Frequently asked questions

Do I need a U.S. Social Security Number (SSN) to form a U.S. LLC?

No, a U.S. Social Security Number (SSN) is not required to form a U.S. LLC. However, you will need an SSN or an ITIN (Individual Taxpayer Identification Number) to apply for an EIN if you are the responsible party and do not have an SSN. If you do not have an SSN or ITIN, you can still obtain an EIN through specific IRS procedures, often facilitated by a Certified Acceptance Agent (CAA).

Can I form a U.S. LLC if I live permanently in Switzerland?

Yes, you can form a U.S. LLC even if you live permanently in Switzerland. U.S. law permits non-residents to form LLCs in any state without needing to be a U.S. citizen or resident. You will need a U.S. business address and a registered agent in the state of formation.

How does the U.S.-Switzerland tax treaty affect my U.S. LLC?

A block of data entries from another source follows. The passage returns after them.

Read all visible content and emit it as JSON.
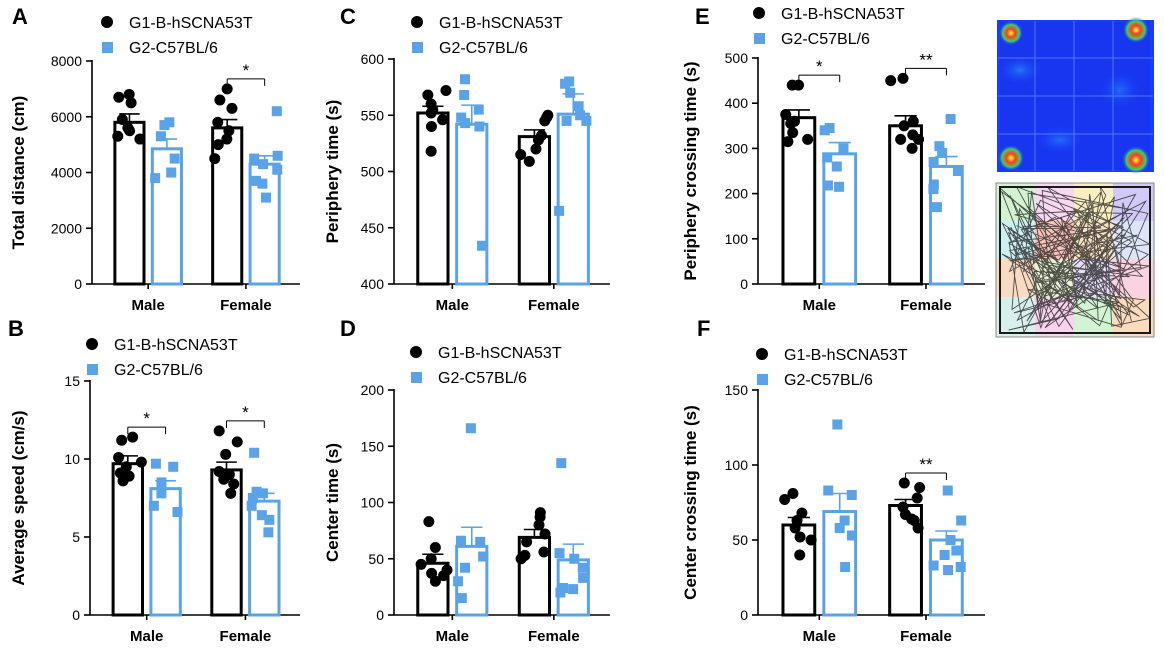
{
  "figure": {
    "legend": {
      "g1": {
        "label": "G1-B-hSCNA53T",
        "color": "#000000",
        "marker": "circle"
      },
      "g2": {
        "label": "G2-C57BL/6",
        "color": "#5ba3e8",
        "marker": "square"
      }
    },
    "heatmap_image": {
      "description_icon": "heatmap-icon",
      "grid": "4x4",
      "hot_corners": [
        "top-left",
        "top-right",
        "bottom-left",
        "bottom-right"
      ]
    },
    "track_image": {
      "description_icon": "trajectory-icon",
      "grid": "4x4"
    }
  },
  "chart_data": [
    {
      "panel": "A",
      "type": "bar",
      "ylabel": "Total distance (cm)",
      "ylim": [
        0,
        8000
      ],
      "yticks": [
        0,
        2000,
        4000,
        6000,
        8000
      ],
      "categories": [
        "Male",
        "Female"
      ],
      "series": [
        {
          "name": "G1-B-hSCNA53T",
          "means": [
            5800,
            5600
          ],
          "sem": [
            300,
            300
          ],
          "points": [
            [
              6800,
              6500,
              6700,
              5900,
              5600,
              5500,
              5300,
              5200
            ],
            [
              7000,
              6600,
              6300,
              5800,
              5500,
              5200,
              5000,
              4500
            ]
          ]
        },
        {
          "name": "G2-C57BL/6",
          "means": [
            4850,
            4300
          ],
          "sem": [
            350,
            300
          ],
          "points": [
            [
              5800,
              5700,
              5300,
              4500,
              4000,
              3800
            ],
            [
              6200,
              4600,
              4500,
              4300,
              4100,
              3700,
              3600,
              3100
            ]
          ]
        }
      ],
      "significance": [
        {
          "category": "Female",
          "label": "*"
        }
      ]
    },
    {
      "panel": "B",
      "type": "bar",
      "ylabel": "Average speed (cm/s)",
      "ylim": [
        0,
        15
      ],
      "yticks": [
        0,
        5,
        10,
        15
      ],
      "categories": [
        "Male",
        "Female"
      ],
      "series": [
        {
          "name": "G1-B-hSCNA53T",
          "means": [
            9.7,
            9.3
          ],
          "sem": [
            0.5,
            0.5
          ],
          "points": [
            [
              11.4,
              11.2,
              10.1,
              9.8,
              9.5,
              9.1,
              8.9,
              8.6
            ],
            [
              11.8,
              11.1,
              10.3,
              9.2,
              9.0,
              8.7,
              8.4,
              7.8
            ]
          ]
        },
        {
          "name": "G2-C57BL/6",
          "means": [
            8.1,
            7.3
          ],
          "sem": [
            0.5,
            0.5
          ],
          "points": [
            [
              9.7,
              9.5,
              8.5,
              7.8,
              7.0,
              6.6
            ],
            [
              10.4,
              7.9,
              7.8,
              7.5,
              7.0,
              6.4,
              6.1,
              5.3
            ]
          ]
        }
      ],
      "significance": [
        {
          "category": "Male",
          "label": "*"
        },
        {
          "category": "Female",
          "label": "*"
        }
      ]
    },
    {
      "panel": "C",
      "type": "bar",
      "ylabel": "Periphery time (s)",
      "ylim": [
        400,
        600
      ],
      "yticks": [
        400,
        450,
        500,
        550,
        600
      ],
      "categories": [
        "Male",
        "Female"
      ],
      "series": [
        {
          "name": "G1-B-hSCNA53T",
          "means": [
            552,
            531
          ],
          "sem": [
            6,
            6
          ],
          "points": [
            [
              572,
              568,
              560,
              555,
              552,
              546,
              540,
              518
            ],
            [
              550,
              548,
              545,
              532,
              528,
              520,
              515,
              509
            ]
          ]
        },
        {
          "name": "G2-C57BL/6",
          "means": [
            542,
            551
          ],
          "sem": [
            17,
            18
          ],
          "points": [
            [
              582,
              568,
              555,
              548,
              543,
              540,
              434
            ],
            [
              580,
              578,
              570,
              558,
              550,
              545,
              545,
              465
            ]
          ]
        }
      ],
      "significance": []
    },
    {
      "panel": "D",
      "type": "bar",
      "ylabel": "Center time (s)",
      "ylim": [
        0,
        200
      ],
      "yticks": [
        0,
        50,
        100,
        150,
        200
      ],
      "categories": [
        "Male",
        "Female"
      ],
      "series": [
        {
          "name": "G1-B-hSCNA53T",
          "means": [
            46,
            69
          ],
          "sem": [
            8,
            7
          ],
          "points": [
            [
              83,
              60,
              50,
              45,
              40,
              37,
              35,
              30
            ],
            [
              91,
              87,
              80,
              72,
              65,
              56,
              53,
              50
            ]
          ]
        },
        {
          "name": "G2-C57BL/6",
          "means": [
            61,
            49
          ],
          "sem": [
            17,
            14
          ],
          "points": [
            [
              166,
              66,
              65,
              52,
              42,
              30,
              15
            ],
            [
              135,
              55,
              50,
              42,
              33,
              24,
              23,
              20
            ]
          ]
        }
      ],
      "significance": []
    },
    {
      "panel": "E",
      "type": "bar",
      "ylabel": "Periphery crossing time (s)",
      "ylim": [
        0,
        500
      ],
      "yticks": [
        0,
        100,
        200,
        300,
        400,
        500
      ],
      "categories": [
        "Male",
        "Female"
      ],
      "series": [
        {
          "name": "G1-B-hSCNA53T",
          "means": [
            368,
            350
          ],
          "sem": [
            17,
            22
          ],
          "points": [
            [
              440,
              440,
              375,
              360,
              355,
              335,
              320,
              315
            ],
            [
              455,
              450,
              360,
              350,
              330,
              320,
              320,
              300
            ]
          ]
        },
        {
          "name": "G2-C57BL/6",
          "means": [
            288,
            260
          ],
          "sem": [
            25,
            22
          ],
          "points": [
            [
              345,
              340,
              300,
              280,
              260,
              218,
              215
            ],
            [
              365,
              305,
              290,
              270,
              250,
              220,
              210,
              170
            ]
          ]
        }
      ],
      "significance": [
        {
          "category": "Male",
          "label": "*"
        },
        {
          "category": "Female",
          "label": "**"
        }
      ]
    },
    {
      "panel": "F",
      "type": "bar",
      "ylabel": "Center crossing time (s)",
      "ylim": [
        0,
        150
      ],
      "yticks": [
        0,
        50,
        100,
        150
      ],
      "categories": [
        "Male",
        "Female"
      ],
      "series": [
        {
          "name": "G1-B-hSCNA53T",
          "means": [
            60,
            73
          ],
          "sem": [
            5,
            4
          ],
          "points": [
            [
              81,
              77,
              68,
              63,
              58,
              52,
              50,
              40
            ],
            [
              88,
              85,
              78,
              72,
              67,
              64,
              63,
              58
            ]
          ]
        },
        {
          "name": "G2-C57BL/6",
          "means": [
            69,
            50
          ],
          "sem": [
            12,
            6
          ],
          "points": [
            [
              127,
              83,
              80,
              63,
              58,
              53,
              32
            ],
            [
              83,
              63,
              50,
              43,
              40,
              33,
              32,
              30
            ]
          ]
        }
      ],
      "significance": [
        {
          "category": "Female",
          "label": "**"
        }
      ]
    }
  ]
}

The U.S.-Switzerland tax treaty primarily aims to prevent double taxation. For a U.S. LLC owned by a Swiss resident, it can influence how profits are taxed in both countries and may affect withholding tax rates on certain types of income. It's essential to consult with a tax professional familiar with both U.S. and Swiss tax law to understand the specific implications for your agency.

What are the ongoing compliance requirements for a U.S. LLC owned by a Swiss resident?

Ongoing compliance includes annual state filings (like annual reports or franchise tax payments, depending on the state), maintaining a registered agent, and filing federal tax forms. For foreign-owned U.S. LLCs, this often includes filing IRS Form 5472 to report certain transactions between the LLC and its foreign owner. You must also adhere to the FinCEN beneficial ownership information (BOI) filing requirements.

Is it better to form my U.S. LLC in Delaware, Wyoming, or another state?

The best state depends on your agency's specific needs. Delaware is popular for its well-established corporate law and flexibility. Wyoming is known for its privacy protections and low fees. Nevada also offers business-friendly regulations. Consider factors like annual fees, franchise taxes, privacy, and legal precedent when making your decision. Consulting with a formation specialist can help you choose the most suitable state.

Do I need to visit the U.S. to form an LLC or get an EIN?

No, you do not need to visit the U.S. to form an LLC or obtain an EIN. The entire process can be managed remotely. Formation documents can be filed electronically or by mail with the state, and EIN applications for non-residents without an SSN can be handled by phone or through a Certified Acceptance Agent (CAA) who can verify your documents.